Screen Link:
https://app.dataquest.io/m/240/guided-project%3A-predicting-house-sale-prices/2/feature-engineering
My Code:
DF = DF.fillna(houses.mode)
DF.isnull().sum()
SOLUTION CODE:
num_missing = df.select_dtypes(include=['int', 'float']).isnull().sum()
fixable_numeric_cols = num_missing[(num_missing < len(df)/20) & (num_missing > 0)].sort_values()
replacement_values_dict =
df[fixable_numeric_cols.index].mode().to_dict(orient='records')[0]

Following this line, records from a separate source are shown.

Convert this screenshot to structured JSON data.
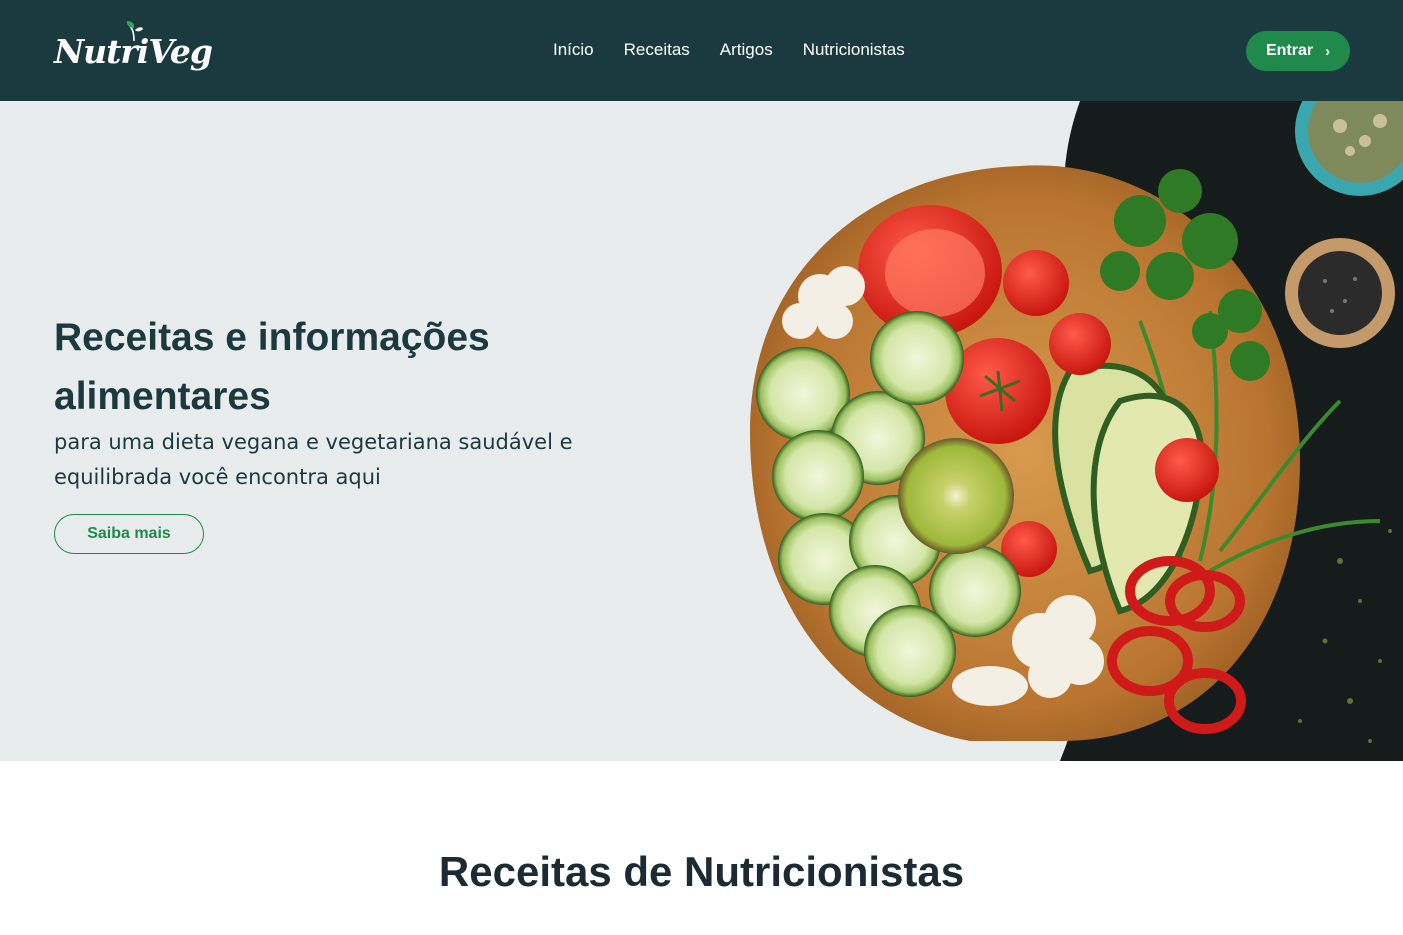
{
  "header": {
    "logo_text": "NutriVeg",
    "nav": [
      {
        "label": "Início"
      },
      {
        "label": "Receitas"
      },
      {
        "label": "Artigos"
      },
      {
        "label": "Nutricionistas"
      }
    ],
    "login_label": "Entrar",
    "login_icon": "chevron-right-icon"
  },
  "hero": {
    "title": "Receitas e informações alimentares",
    "subtitle": "para uma dieta vegana e vegetariana saudável e equilibrada você encontra aqui",
    "cta_label": "Saiba mais",
    "image": "vegetables-cutting-board-image"
  },
  "section": {
    "title": "Receitas de Nutricionistas"
  },
  "colors": {
    "header_bg": "#1b3a40",
    "accent_green": "#1f8a4c",
    "hero_bg": "#e9eced",
    "text_dark": "#1b3a40"
  }
}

df = df.fillna(replacement_values_dict)
I feel as though I achived everything in the solution code with my simpler line of code. Seeing as I have already (prior to this) removed all text columns with missing values from the read-in DF, as well as removed all numeric columns with more than 5% of their values missing. All that is left then should be the numeric cols with 5% or less of their values missing. So potentially, I should be able to fill the missing values with their respective column modes as stipulated in my code above.
There is however a large chance that I have done something wrong or am missing something in my approach. I would appreciate any advice suggestions and maybe any clarity on whether my code is sufficient.
As a side note, I was hoping that someone may be able to explain to me why we sort the values for “fixable_numeric_cols”? I see that this is done a lot and am at a loss why we would need to sort these cols?
All help and comments/suggestions/.honest criticism would be forever appreciated
John